If this flag is set, pre-allocation is disabled. Users might consider this for large maps since allocating large amounts of memory takes a lot of time during creation and might be undesirable.
Warning
The patch set1 does note that not pre-allocating may cause issues in some edge-cases, which was the original reason for defaulting to pre-allocation.
BPF_F_NUMA_NODE
While settings this flag is allowed, only a value of -1
is allowed in the numa_node
attribute, which indicates no specific NUMA node. Since each logical CPU has its own hash table, it is impossible to allocate on only a single NUMA node.
BPF_F_RDONLY
Setting this flag will make it so the map can only be read via the syscall interface, but not written to.
For details please check the generic description.
BPF_F_WRONLY
Setting this flag will make it so the map can only be written to via the syscall interface, but not read from.
For details please check the generic description.
BPF_F_ZERO_SEED
Setting this flag will initialize the hash table with a seed of 0.

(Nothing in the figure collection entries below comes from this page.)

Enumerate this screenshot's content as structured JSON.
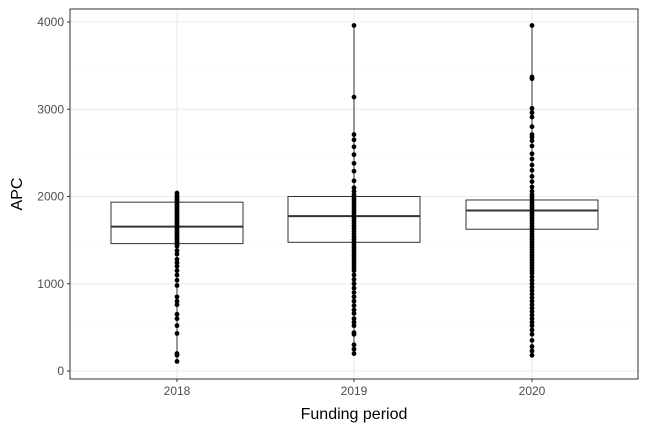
{
  "chart_data": {
    "type": "box",
    "title": "",
    "xlabel": "Funding period",
    "ylabel": "APC",
    "ylim": [
      -100,
      4150
    ],
    "yticks": [
      0,
      1000,
      2000,
      3000,
      4000
    ],
    "ytick_labels": [
      "0",
      "1000",
      "2000",
      "3000",
      "4000"
    ],
    "categories": [
      "2018",
      "2019",
      "2020"
    ],
    "grid": true,
    "legend": "none",
    "boxes": [
      {
        "category": "2018",
        "q1": 1460,
        "median": 1655,
        "q3": 1935
      },
      {
        "category": "2019",
        "q1": 1475,
        "median": 1775,
        "q3": 2000
      },
      {
        "category": "2020",
        "q1": 1625,
        "median": 1840,
        "q3": 1960
      }
    ],
    "points": {
      "2018": [
        2040,
        2010,
        1990,
        1970,
        1950,
        1930,
        1910,
        1890,
        1870,
        1850,
        1830,
        1810,
        1790,
        1770,
        1750,
        1730,
        1710,
        1690,
        1670,
        1650,
        1630,
        1610,
        1590,
        1570,
        1550,
        1530,
        1510,
        1490,
        1470,
        1450,
        1430,
        1380,
        1340,
        1280,
        1240,
        1200,
        1150,
        1100,
        1040,
        980,
        850,
        800,
        760,
        650,
        600,
        520,
        430,
        200,
        180,
        110
      ],
      "2019": [
        3960,
        3140,
        2710,
        2650,
        2570,
        2480,
        2380,
        2290,
        2180,
        2100,
        2060,
        2020,
        1990,
        1960,
        1930,
        1900,
        1870,
        1840,
        1810,
        1780,
        1750,
        1720,
        1690,
        1660,
        1630,
        1600,
        1570,
        1540,
        1510,
        1480,
        1450,
        1420,
        1390,
        1360,
        1330,
        1300,
        1270,
        1240,
        1210,
        1180,
        1150,
        1100,
        1050,
        1000,
        950,
        900,
        850,
        800,
        750,
        700,
        660,
        600,
        560,
        520,
        440,
        420,
        300,
        250,
        200
      ],
      "2020": [
        3960,
        3370,
        3350,
        3010,
        2960,
        2910,
        2800,
        2710,
        2680,
        2640,
        2580,
        2490,
        2430,
        2360,
        2300,
        2230,
        2170,
        2110,
        2060,
        2020,
        1990,
        1960,
        1930,
        1900,
        1870,
        1840,
        1810,
        1780,
        1750,
        1720,
        1690,
        1660,
        1630,
        1600,
        1570,
        1540,
        1510,
        1480,
        1450,
        1420,
        1390,
        1360,
        1330,
        1300,
        1270,
        1240,
        1210,
        1180,
        1150,
        1120,
        1080,
        1040,
        1000,
        960,
        920,
        880,
        840,
        800,
        760,
        720,
        680,
        640,
        600,
        560,
        520,
        470,
        420,
        350,
        280,
        230,
        180
      ]
    }
  }
}
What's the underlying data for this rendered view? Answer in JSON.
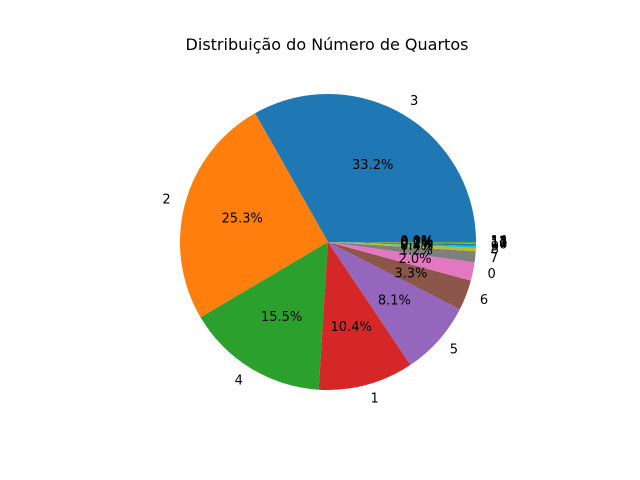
{
  "chart_data": {
    "type": "pie",
    "title": "Distribuição do Número de Quartos",
    "labels": [
      "3",
      "2",
      "4",
      "1",
      "5",
      "6",
      "0",
      "7",
      "8",
      "9",
      "10",
      "11",
      "12",
      "13",
      "14"
    ],
    "values": [
      33.2,
      25.3,
      15.5,
      10.4,
      8.1,
      3.3,
      2.0,
      1.2,
      0.4,
      0.2,
      0.2,
      0.1,
      0.1,
      0.0,
      0.0
    ],
    "percent_labels": [
      "33.2%",
      "25.3%",
      "15.5%",
      "10.4%",
      "8.1%",
      "3.3%",
      "2.0%",
      "1.2%",
      "0.4%",
      "0.2%",
      "0.2%",
      "0.1%",
      "0.1%",
      "0.0%",
      "0.0%"
    ],
    "colors": [
      "#1f77b4",
      "#ff7f0e",
      "#2ca02c",
      "#d62728",
      "#9467bd",
      "#8c564b",
      "#e377c2",
      "#7f7f7f",
      "#bcbd22",
      "#17becf",
      "#1f77b4",
      "#ff7f0e",
      "#2ca02c",
      "#d62728",
      "#9467bd"
    ],
    "start_angle_deg": 0,
    "direction": "counterclockwise"
  }
}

The hashing algorithm used by the hash table is seeded with a random number by default. This seeding is meant as a mitigation against Denial of Service attacks which could exploit the predictability of hashing implementations.

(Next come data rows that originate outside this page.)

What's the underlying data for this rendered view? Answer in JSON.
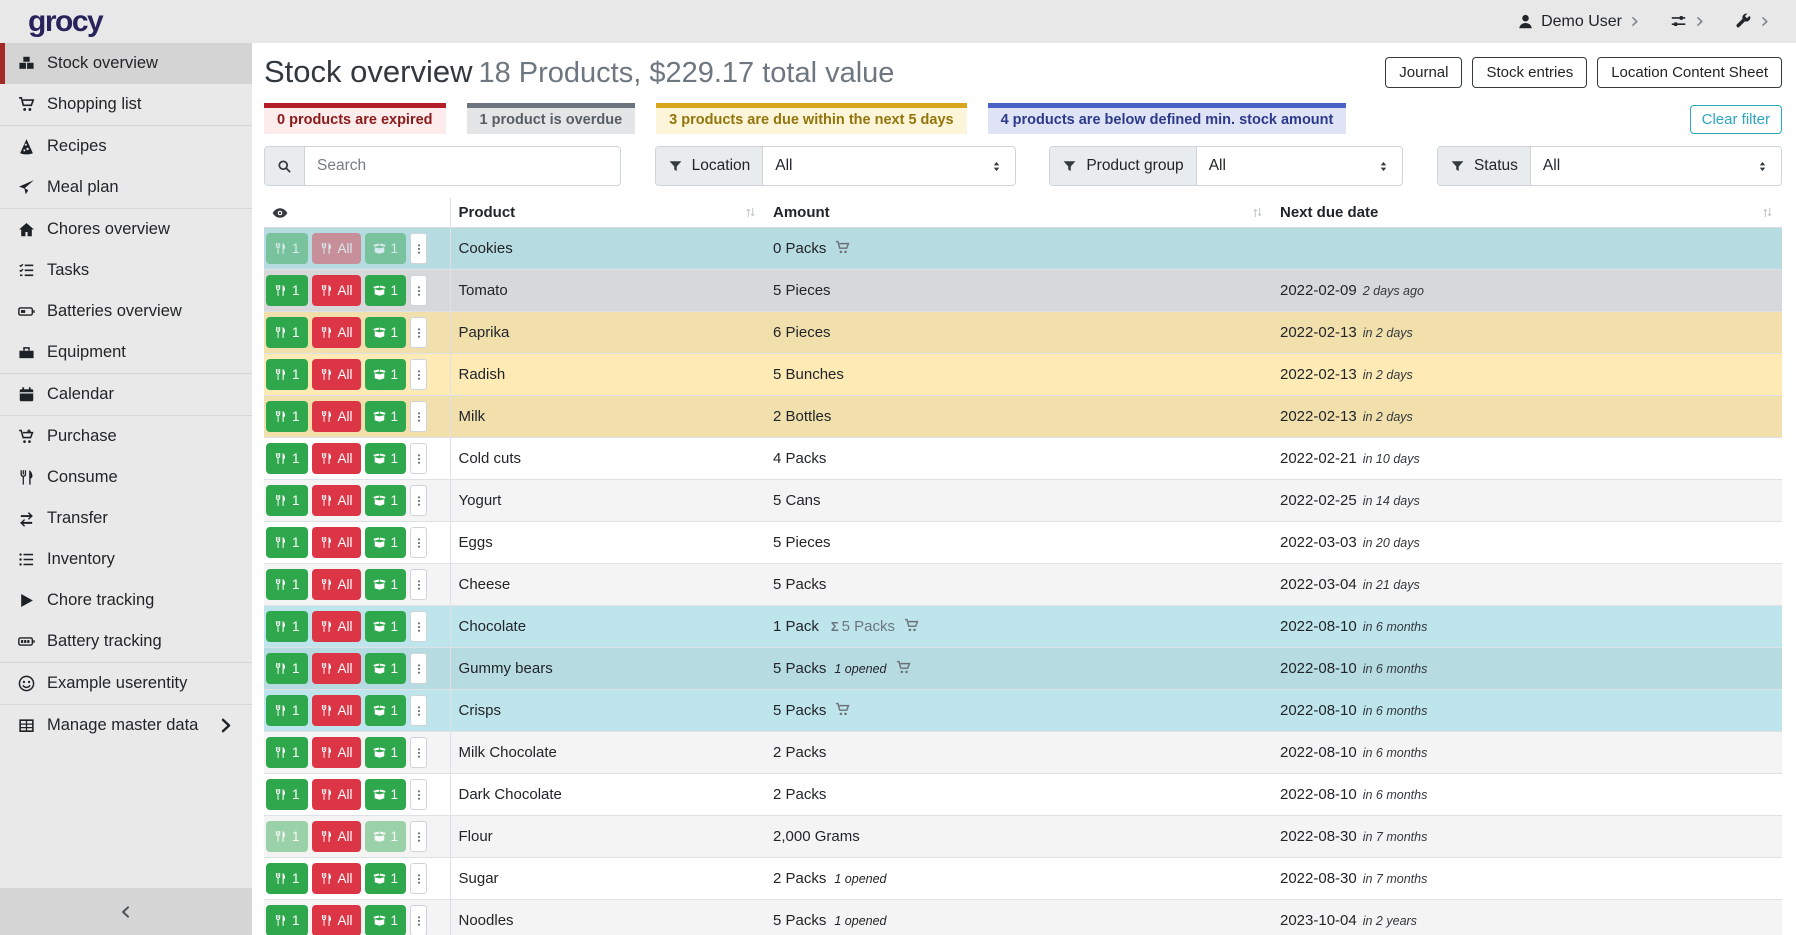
{
  "navbar": {
    "brand": "grocy",
    "user": {
      "label": "Demo User"
    }
  },
  "sidebar": {
    "groups": [
      [
        {
          "label": "Stock overview",
          "icon": "boxes",
          "active": true
        },
        {
          "label": "Shopping list",
          "icon": "shopping-cart"
        }
      ],
      [
        {
          "label": "Recipes",
          "icon": "pizza-slice"
        },
        {
          "label": "Meal plan",
          "icon": "paper-plane"
        }
      ],
      [
        {
          "label": "Chores overview",
          "icon": "home"
        },
        {
          "label": "Tasks",
          "icon": "tasks"
        },
        {
          "label": "Batteries overview",
          "icon": "battery-half"
        },
        {
          "label": "Equipment",
          "icon": "toolbox"
        }
      ],
      [
        {
          "label": "Calendar",
          "icon": "calendar"
        }
      ],
      [
        {
          "label": "Purchase",
          "icon": "cart-plus"
        },
        {
          "label": "Consume",
          "icon": "utensils"
        },
        {
          "label": "Transfer",
          "icon": "exchange"
        },
        {
          "label": "Inventory",
          "icon": "list"
        },
        {
          "label": "Chore tracking",
          "icon": "play"
        },
        {
          "label": "Battery tracking",
          "icon": "battery-full"
        }
      ],
      [
        {
          "label": "Example userentity",
          "icon": "smiley"
        }
      ],
      [
        {
          "label": "Manage master data",
          "icon": "table-grid",
          "chevron": true
        }
      ]
    ]
  },
  "page": {
    "title": "Stock overview",
    "subtitle": "18 Products, $229.17 total value",
    "actions": [
      "Journal",
      "Stock entries",
      "Location Content Sheet"
    ]
  },
  "chips": [
    {
      "type": "expired",
      "label": "0 products are expired"
    },
    {
      "type": "overdue",
      "label": "1 product is overdue"
    },
    {
      "type": "duesoon",
      "label": "3 products are due within the next 5 days"
    },
    {
      "type": "belowmin",
      "label": "4 products are below defined min. stock amount"
    }
  ],
  "clear_filter_label": "Clear filter",
  "filters": {
    "search_placeholder": "Search",
    "location": {
      "label": "Location",
      "value": "All"
    },
    "product_group": {
      "label": "Product group",
      "value": "All"
    },
    "status": {
      "label": "Status",
      "value": "All"
    }
  },
  "table": {
    "columns": [
      "Product",
      "Amount",
      "Next due date"
    ],
    "row_buttons": {
      "consume_one": "1",
      "consume_all": "All",
      "open_one": "1"
    },
    "rows": [
      {
        "product": "Cookies",
        "amount": "0 Packs",
        "amount_sum": "",
        "opened": "",
        "cart": true,
        "due_date": "",
        "due_relative": "",
        "state": "belowmin",
        "disabled": [
          "consume1",
          "consumeall",
          "open1"
        ]
      },
      {
        "product": "Tomato",
        "amount": "5 Pieces",
        "amount_sum": "",
        "opened": "",
        "cart": false,
        "due_date": "2022-02-09",
        "due_relative": "2 days ago",
        "state": "overdue",
        "disabled": []
      },
      {
        "product": "Paprika",
        "amount": "6 Pieces",
        "amount_sum": "",
        "opened": "",
        "cart": false,
        "due_date": "2022-02-13",
        "due_relative": "in 2 days",
        "state": "duesoon",
        "disabled": []
      },
      {
        "product": "Radish",
        "amount": "5 Bunches",
        "amount_sum": "",
        "opened": "",
        "cart": false,
        "due_date": "2022-02-13",
        "due_relative": "in 2 days",
        "state": "duesoon",
        "disabled": []
      },
      {
        "product": "Milk",
        "amount": "2 Bottles",
        "amount_sum": "",
        "opened": "",
        "cart": false,
        "due_date": "2022-02-13",
        "due_relative": "in 2 days",
        "state": "duesoon",
        "disabled": []
      },
      {
        "product": "Cold cuts",
        "amount": "4 Packs",
        "amount_sum": "",
        "opened": "",
        "cart": false,
        "due_date": "2022-02-21",
        "due_relative": "in 10 days",
        "state": "none",
        "disabled": []
      },
      {
        "product": "Yogurt",
        "amount": "5 Cans",
        "amount_sum": "",
        "opened": "",
        "cart": false,
        "due_date": "2022-02-25",
        "due_relative": "in 14 days",
        "state": "none",
        "disabled": []
      },
      {
        "product": "Eggs",
        "amount": "5 Pieces",
        "amount_sum": "",
        "opened": "",
        "cart": false,
        "due_date": "2022-03-03",
        "due_relative": "in 20 days",
        "state": "none",
        "disabled": []
      },
      {
        "product": "Cheese",
        "amount": "5 Packs",
        "amount_sum": "",
        "opened": "",
        "cart": false,
        "due_date": "2022-03-04",
        "due_relative": "in 21 days",
        "state": "none",
        "disabled": []
      },
      {
        "product": "Chocolate",
        "amount": "1 Pack",
        "amount_sum": "5 Packs",
        "opened": "",
        "cart": true,
        "due_date": "2022-08-10",
        "due_relative": "in 6 months",
        "state": "belowmin",
        "disabled": []
      },
      {
        "product": "Gummy bears",
        "amount": "5 Packs",
        "amount_sum": "",
        "opened": "1 opened",
        "cart": true,
        "due_date": "2022-08-10",
        "due_relative": "in 6 months",
        "state": "belowmin",
        "disabled": []
      },
      {
        "product": "Crisps",
        "amount": "5 Packs",
        "amount_sum": "",
        "opened": "",
        "cart": true,
        "due_date": "2022-08-10",
        "due_relative": "in 6 months",
        "state": "belowmin",
        "disabled": []
      },
      {
        "product": "Milk Chocolate",
        "amount": "2 Packs",
        "amount_sum": "",
        "opened": "",
        "cart": false,
        "due_date": "2022-08-10",
        "due_relative": "in 6 months",
        "state": "none",
        "disabled": []
      },
      {
        "product": "Dark Chocolate",
        "amount": "2 Packs",
        "amount_sum": "",
        "opened": "",
        "cart": false,
        "due_date": "2022-08-10",
        "due_relative": "in 6 months",
        "state": "none",
        "disabled": []
      },
      {
        "product": "Flour",
        "amount": "2,000 Grams",
        "amount_sum": "",
        "opened": "",
        "cart": false,
        "due_date": "2022-08-30",
        "due_relative": "in 7 months",
        "state": "none",
        "disabled": [
          "consume1",
          "open1"
        ]
      },
      {
        "product": "Sugar",
        "amount": "2 Packs",
        "amount_sum": "",
        "opened": "1 opened",
        "cart": false,
        "due_date": "2022-08-30",
        "due_relative": "in 7 months",
        "state": "none",
        "disabled": []
      },
      {
        "product": "Noodles",
        "amount": "5 Packs",
        "amount_sum": "",
        "opened": "1 opened",
        "cart": false,
        "due_date": "2023-10-04",
        "due_relative": "in 2 years",
        "state": "none",
        "disabled": []
      }
    ]
  },
  "colors": {
    "brand": "#29235c",
    "sidebar_active_accent": "#a32a29",
    "success_button": "#2fa84d",
    "danger_button": "#dc3545",
    "row_below_min": "#bee5eb",
    "row_overdue": "#d6d8d9",
    "row_due_soon": "#fdeab4",
    "clear_filter_accent": "#2aa9bd"
  }
}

This random seed makes hash map operations inherently random in access time. This flag was introduced to make performance evaluation more consistent.
Warning
It is not recommended to use this flag in production due to the vulnerability to Denial of Service attacks.
Info
Only users with the CAP_SYS_ADMIN
capability can use this flag, CAP_BPF
is not enough due to the security risk associated with the flag.
BPF_F_RDONLY_PROG
Setting this flag will make it so the map can only be read via helper functions, but not written to.
For details please check the generic description.
BPF_F_WRONLY_PROG
Setting this flag will make it so the map can only be written to via helper functions, but not read from.
For details please check the generic description.